The Baining are small-scale agriculturalists, who subsist on their gardens and the few animals they raise. In their style of life and attitudes they are in many ways the opposite of hunter-gatherers, including those hunter-gatherers to whom they are closely related. Hunter-gatherers love the bush, or forest; value freedom and individual initiative; and—as I have discussed elsewhere (including here and here)—are extraordinarily playful in their daily lives and especially value play among children. Hunter-gatherer children are allowed to play all day, every day, from dawn to dusk, and in that way they acquire the subsistence skills, social skills, and personal traits and values that characterize their culture. In contrast, the Baining shun the bush, which they view as chaotic and dangerous, and they derogate play, especially that among children.

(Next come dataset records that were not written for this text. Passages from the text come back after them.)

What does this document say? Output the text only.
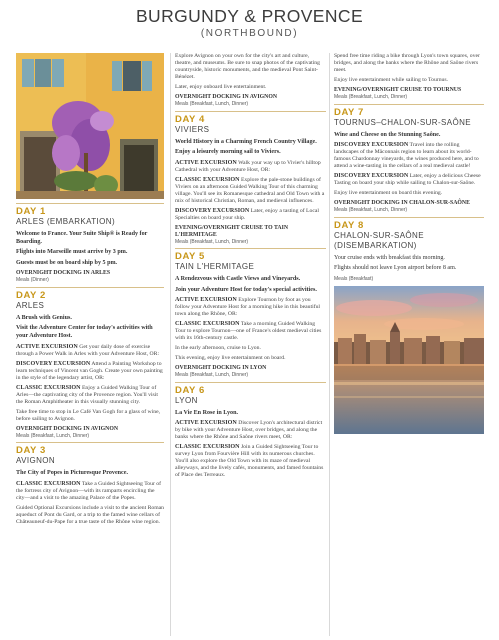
BURGUNDY & PROVENCE
(NORTHBOUND)
DAY 1
ARLES (EMBARKATION)

Welcome to France. Your Suite Ship® is Ready for Boarding.

Flights into Marseille must arrive by 3 pm.

Guests must be on board ship by 5 pm.

OVERNIGHT DOCKING IN ARLES

Meals (Dinner)

DAY 2
ARLES

A Brush with Genius.

Visit the Adventure Center for today's activities with your Adventure Host.

ACTIVE EXCURSION Get your daily dose of exercise through a Power Walk in Arles with your Adventure Host, OR:

DISCOVERY EXCURSION Attend a Painting Workshop to learn techniques of Vincent van Gogh. Create your own painting in the style of the legendary artist, OR:

CLASSIC EXCURSION Enjoy a Guided Walking Tour of Arles—the captivating city of the Provence region. You'll visit the Roman Amphitheater in this visually stunning city.

Take free time to stop in Le Café Van Gogh for a glass of wine, before sailing to Avignon.

OVERNIGHT DOCKING IN AVIGNON

Meals (Breakfast, Lunch, Dinner)

DAY 3
AVIGNON

The City of Popes in Picturesque Provence.

CLASSIC EXCURSION Take a Guided Sightseeing Tour of the fortress city of Avignon—with its ramparts encircling the city—and a visit to the amazing Palace of the Popes.

Guided Optional Excursions include a visit to the ancient Roman aqueduct of Pont du Gard, or a trip to the famed wine cellars of Châteauneuf-du-Pape for a true taste of the Rhône wine region.

Explore Avignon on your own for the city's art and culture, theatre, and museums. Be sure to snap photos of the captivating countryside, historic monuments, and the medieval Pont Saint-Bénézet.

Later, enjoy onboard live entertainment.

OVERNIGHT DOCKING IN AVIGNON

Meals (Breakfast, Lunch, Dinner)

DAY 4
VIVIERS

World History in a Charming French Country Village.

Enjoy a leisurely morning sail to Viviers.

ACTIVE EXCURSION Walk your way up to Vivier's hilltop Cathedral with your Adventure Host, OR:

CLASSIC EXCURSION Explore the pale-stone buildings of Viviers on an afternoon Guided Walking Tour of this charming village. You'll see its Romanesque cathedral and Old Town with a mix of historical Christian, Roman, and medieval influences.

DISCOVERY EXCURSION Later, enjoy a tasting of Local Specialties on board your ship.

EVENING/OVERNIGHT CRUISE TO TAIN L'HERMITAGE

Meals (Breakfast, Lunch, Dinner)

DAY 5
TAIN L'HERMITAGE

A Rendezvous with Castle Views and Vineyards.

Join your Adventure Host for today's special activities.

ACTIVE EXCURSION Explore Tournon by foot as you follow your Adventure Host for a morning hike in this beautiful town along the Rhône, OR:

CLASSIC EXCURSION Take a morning Guided Walking Tour to explore Tournon—one of France's oldest medieval cities with its 16th-century castle.

In the early afternoon, cruise to Lyon.

This evening, enjoy live entertainment on board.

OVERNIGHT DOCKING IN LYON

Meals (Breakfast, Lunch, Dinner)

DAY 6
LYON

La Vie En Rose in Lyon.

ACTIVE EXCURSION Discover Lyon's architectural district by bike with your Adventure Host, over bridges, and along the banks where the Rhône and Saône rivers meet, OR:

CLASSIC EXCURSION Join a Guided Sightseeing Tour to survey Lyon from Fourvière Hill with its numerous churches. You'll also explore the Old Town with its maze of medieval alleyways, and the lively cafés, monuments, and famed fountains of Place des Terreaux.

Spend free time riding a bike through Lyon's town squares, over bridges, and along the banks where the Rhône and Saône rivers meet.

Enjoy live entertainment while sailing to Tournus.

EVENING/OVERNIGHT CRUISE TO TOURNUS

Meals (Breakfast, Lunch, Dinner)

DAY 7
TOURNUS–CHALON-SUR-SAÔNE

Wine and Cheese on the Stunning Saône.

DISCOVERY EXCURSION Travel into the rolling landscapes of the Mâconnais region to learn about its world-famous Chardonnay vineyards, the wines produced here, and to attend a wine-tasting in the cellars of a real medieval castle!

DISCOVERY EXCURSION Later, enjoy a delicious Cheese Tasting on board your ship while sailing to Chalon-sur-Saône.

Enjoy live entertainment on board this evening.

OVERNIGHT DOCKING IN CHALON-SUR-SAÔNE

Meals (Breakfast, Lunch, Dinner)

DAY 8
CHALON-SUR-SAÔNE
(DISEMBARKATION)

Your cruise ends with breakfast this morning.

Flights should not leave Lyon airport before 8 am.

Meals (Breakfast)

According to Fajans, the Baining eschew everything that they see as “natural” and value activities and products that come from “work,” which they view as the opposite of play. Work, to them, is effort expended to overcome or resist the natural. To behave naturally is to them tantamount to behaving as an animal. The Baining say, “We are human because we work.” The tasks that make them human, in their view, are those of turning natural products (plants, animals, and babies) into human products (crops, livestock, and civilized human beings) through effortful work (cultivation, domestication, and disciplined childrearing).
The Baining believe, quite correctly, that play is the natural activity of children, and precisely for that reason they do what they can to discourage or prevent it. They refer to children’s play as “splashing in the mud,” an activity of pigs, not appropriate for humans. They do not allow infants to crawl and explore on their own. When one tries to do so an adult picks it up and restrains it. Beyond infancy, children are encouraged or coerced to spend their days working and are often punished—sometimes by such harsh means as shoving the child’s hand into the fire—for playing. On those occasions when Fajans did get an adult to talk about his or her childhood, the narrative was typically about the challenge of embracing work and overcoming the shameful desire to play. Part of the reason the Baining are reluctant to talk about themselves, apparently, derives from their strong sense of shame about their natural drives and desires.
The Baining also derogate sexual intercourse, because it is natural, although they apparently engage in enough of it to keep their population going. They consider adoption to be the ideal form of parenting, because to raise someone else’s child is less natural than to raise one’s own. At the time that Fajans studied them, 36% of the children were adopted. In Baining tradition, if someone asks to adopt your child it is not polite to refuse their request. In many ways, the Baining are the ideal Puritans, even though they have no particular religious traditions and do not give religious reasons for their beliefs or behavior.